Hardening consists in heating to a temperature from 30 to 50 above AC3 for hypoeutectoid steels or above point ACcm for hypereutectoid steels ,holding unit the phase transformations are completed and then cooling at a rate above the critical. Such cooling is called quenching; carbon steels are commonly quenched in water, alloy steel, in oil or other media. Hardening by quenching is not a final heat-treatment. It must be followed by tempering to reduce brittleness and stress due to hardening, and obtain the required mechanical properties.

Tool steel is hardened and tempered mainly to increase its hardness, wear resistance and strength and structural steel, to increase its strength and hardness, and to obtain sufficiently high ductility and toughness, and for many kinds of machine components to provide high wear resistance as well .

Hypoeutectoid steels should be heated to a temperature 30 to 50 higher than point Ac3.This transforms the initial structure, consisting of pearlite and ferrite, into one of austenite which, upon cooling at a rate above the critical value (i.e. quenching), is transformed into martensite.

Hypoeutectoid steels are heated in hardening to a temperature somewhat above ACcm. At this temperature, austenite is formed, but a certain amount of secondary cementite is retained therefore. After quenching, the structure of the steel consists of martensite and undissolved carbon carbide particles, which are very hard. Thus, the hardened steel processes high hardness.

The heating time should be sufficient to heat the work throughout its cross section and to enable the phase transformations to be completed, but should not be so long that it leads to grain growth and decarburization of the surface layers of steel.

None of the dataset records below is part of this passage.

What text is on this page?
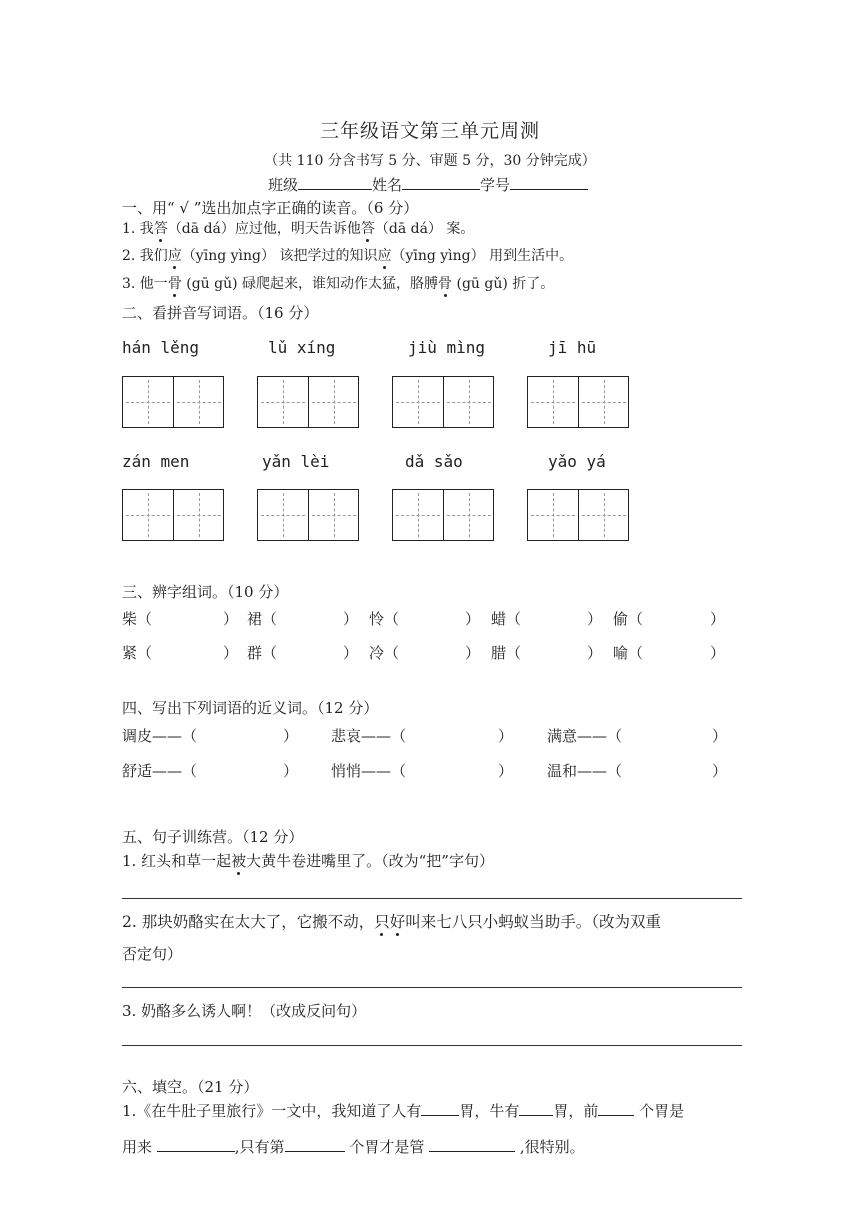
三年级语文第三单元周测
（共 110 分含书写 5 分、审题 5 分，30 分钟完成）
班级	姓名	学号
一、用“ √ ”选出加点字正确的读音。（6 分）
1. 我答（dā dá）应过他，明天告诉他答（dā dá） 案。
2. 我们应（yīng yìng） 该把学过的知识应（yīng yìng） 用到生活中。
3. 他一骨 (gū gǔ) 碌爬起来，谁知动作太猛，胳膊骨 (gū gǔ) 折了。
二、看拼音写词语。（16 分）
hán lěng	lǔ xíng	jiù mìng	jī hū
zán men	yǎn lèi	dǎ sǎo	yǎo yá
三、辨字组词。（10 分）
柴（	） 裙（	） 怜（	） 蜡（	） 偷（	）
紧（	） 群（	） 冷（	） 腊（	） 喻（	）
四、写出下列词语的近义词。（12 分）
调皮——（	） 悲哀——（	） 满意——（	）
舒适——（	） 悄悄——（	） 温和——（	）
五、句子训练营。（12 分）
1. 红头和草一起被大黄牛卷进嘴里了。（改为“把”字句）
2. 那块奶酪实在太大了，它搬不动，只好叫来七八只小蚂蚁当助手。（改为双重
否定句）
3. 奶酪多么诱人啊！（改成反问句）
六、填空。（21 分）
1.《在牛肚子里旅行》一文中，我知道了人有	胃，牛有 胃，前 个胃是
用来	,只有第	个胃才是管	,很特别。
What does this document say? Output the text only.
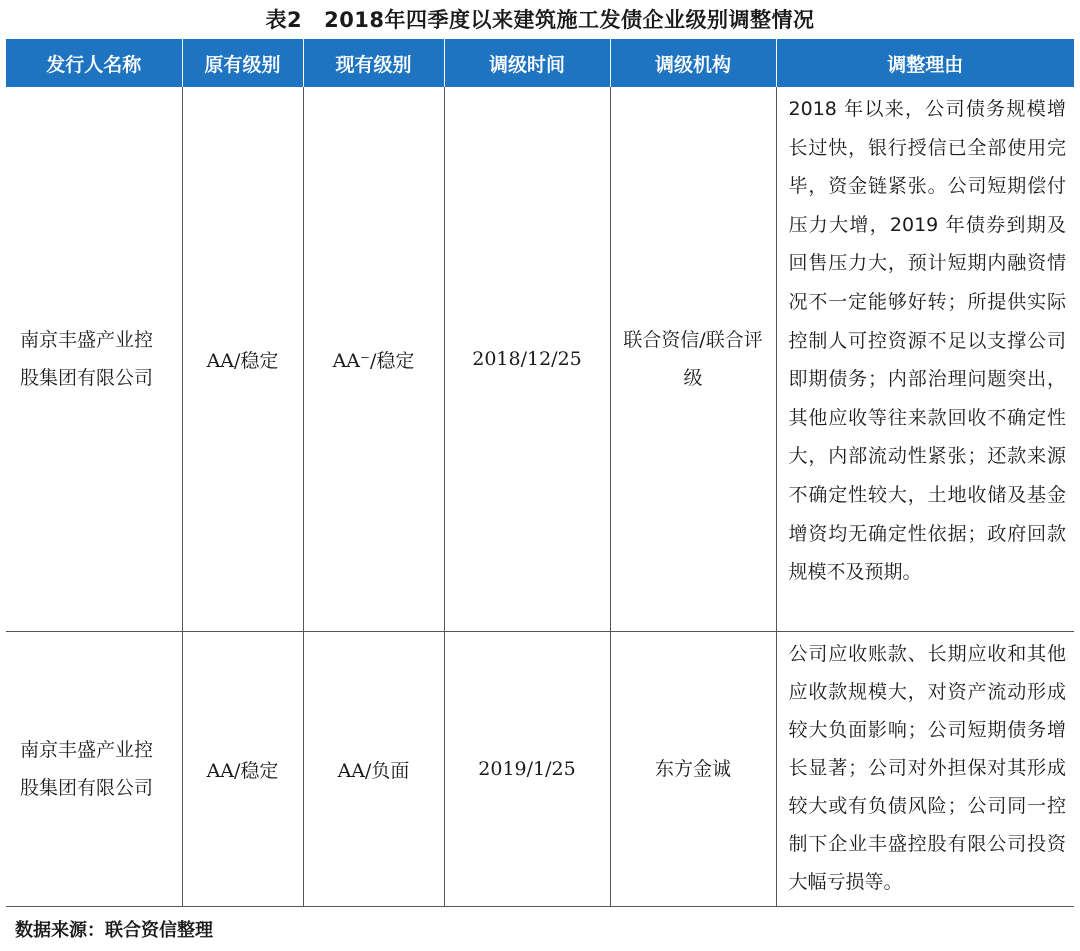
表2 2018年四季度以来建筑施工发债企业级别调整情况
发行人名称	原有级别	现有级别	调级时间	调级机构	调整理由
南京丰盛产业控股集团有限公司	AA/稳定	AA⁻/稳定	2018/12/25	联合资信/联合评级	2018 年以来，公司债务规模增长过快，银行授信已全部使用完毕，资金链紧张。公司短期偿付压力大增，2019 年债券到期及回售压力大，预计短期内融资情况不一定能够好转；所提供实际控制人可控资源不足以支撑公司即期债务；内部治理问题突出，其他应收等往来款回收不确定性大，内部流动性紧张；还款来源不确定性较大，土地收储及基金增资均无确定性依据；政府回款规模不及预期。
南京丰盛产业控股集团有限公司	AA/稳定	AA/负面	2019/1/25	东方金诚	公司应收账款、长期应收和其他应收款规模大，对资产流动形成较大负面影响；公司短期债务增长显著；公司对外担保对其形成较大或有负债风险；公司同一控制下企业丰盛控股有限公司投资大幅亏损等。
数据来源：联合资信整理
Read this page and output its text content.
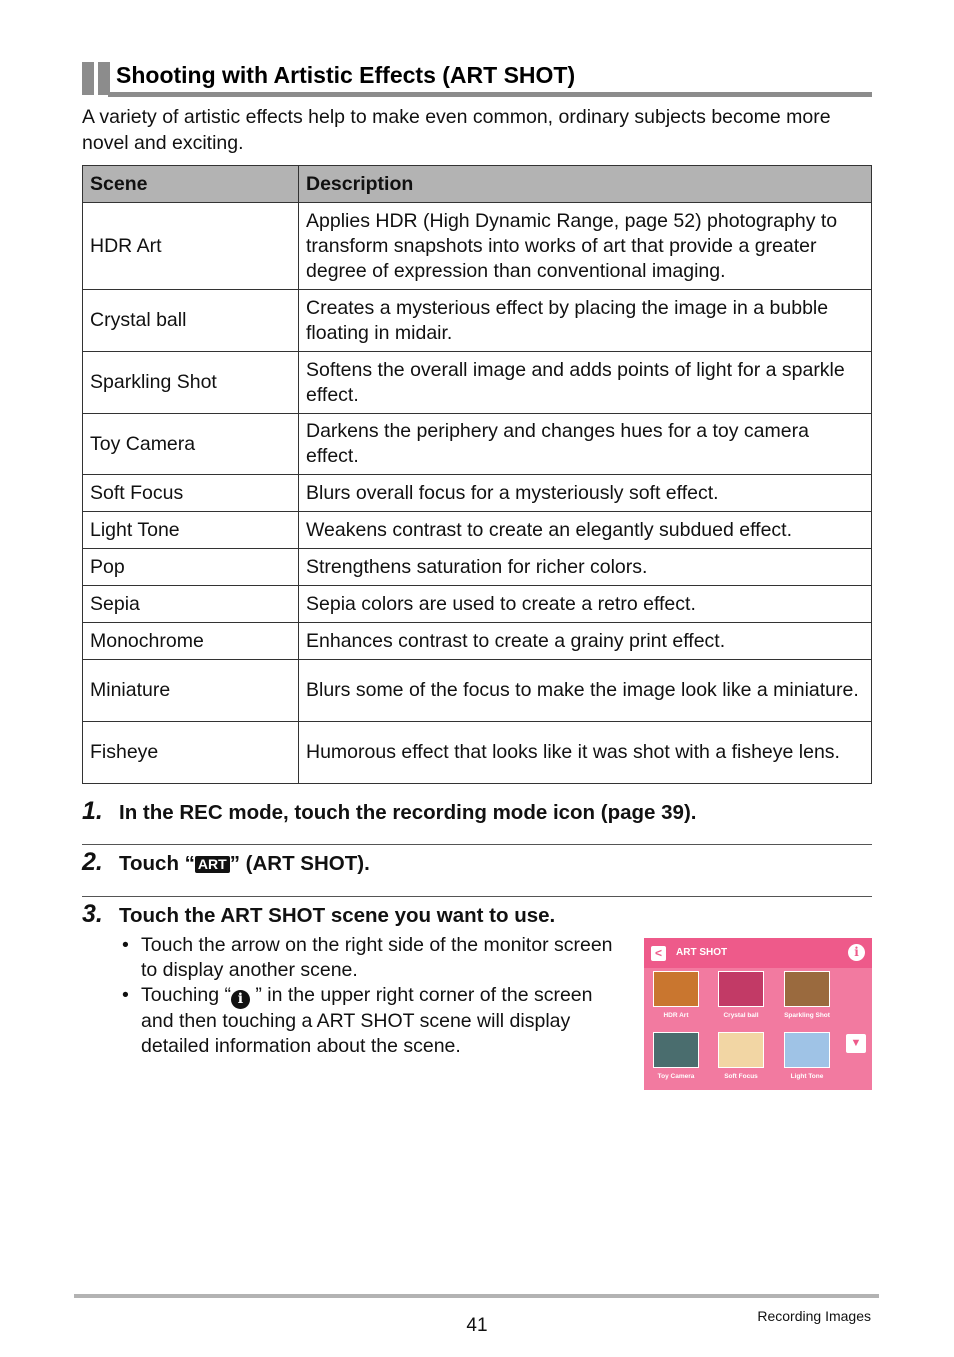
Shooting with Artistic Effects (ART SHOT)

A variety of artistic effects help to make even common, ordinary subjects become more novel and exciting.

Scene	Description
HDR Art	Applies HDR (High Dynamic Range, page 52) photography to transform snapshots into works of art that provide a greater degree of expression than conventional imaging.
Crystal ball	Creates a mysterious effect by placing the image in a bubble floating in midair.
Sparkling Shot	Softens the overall image and adds points of light for a sparkle effect.
Toy Camera	Darkens the periphery and changes hues for a toy camera effect.
Soft Focus	Blurs overall focus for a mysteriously soft effect.
Light Tone	Weakens contrast to create an elegantly subdued effect.
Pop	Strengthens saturation for richer colors.
Sepia	Sepia colors are used to create a retro effect.
Monochrome	Enhances contrast to create a grainy print effect.
Miniature	Blurs some of the focus to make the image look like a miniature.
Fisheye	Humorous effect that looks like it was shot with a fisheye lens.
1. In the REC mode, touch the recording mode icon (page 39).
2. Touch “ ART ” (ART SHOT).
3. Touch the ART SHOT scene you want to use.
• Touch the arrow on the right side of the monitor screen to display another scene.
• Touching “ i ” in the upper right corner of the screen and then touching a ART SHOT scene will display detailed information about the scene.
<	ART SHOT	i
HDR Art	Crystal ball	Sparkling Shot
Toy Camera	Soft Focus	Light Tone
▼
41	Recording Images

Quenching in hardening should enable a martensite structure to be obtained within the limits of the given cross section of the work (having a definite hardenability) and should not cause hardening defects: Cracks distortion, warping and high tensile residual stresses in the surface layers. It is most desirable to provide a high cooling (quenching) rate (above the critical quenching rate) in the temperature range from A1 to Ms to suppress super-cooled austenite decomposition in the regions of the pearlite and intermediate transformations, and slower cooling in the temperature range of martensite transformation, from Ms to Mf . A high cooling rate in the martensite temperature range is undesirable because it leads to a drastic increase in the level of residual stress and even to crack formation. At the same time excessively slow cooling in the temperature range from MS to Mf may lead to particle tempering of the martensite and to an increase in the amount of retained austenite, owing to its stabilization. This lowers the hardness of the steel.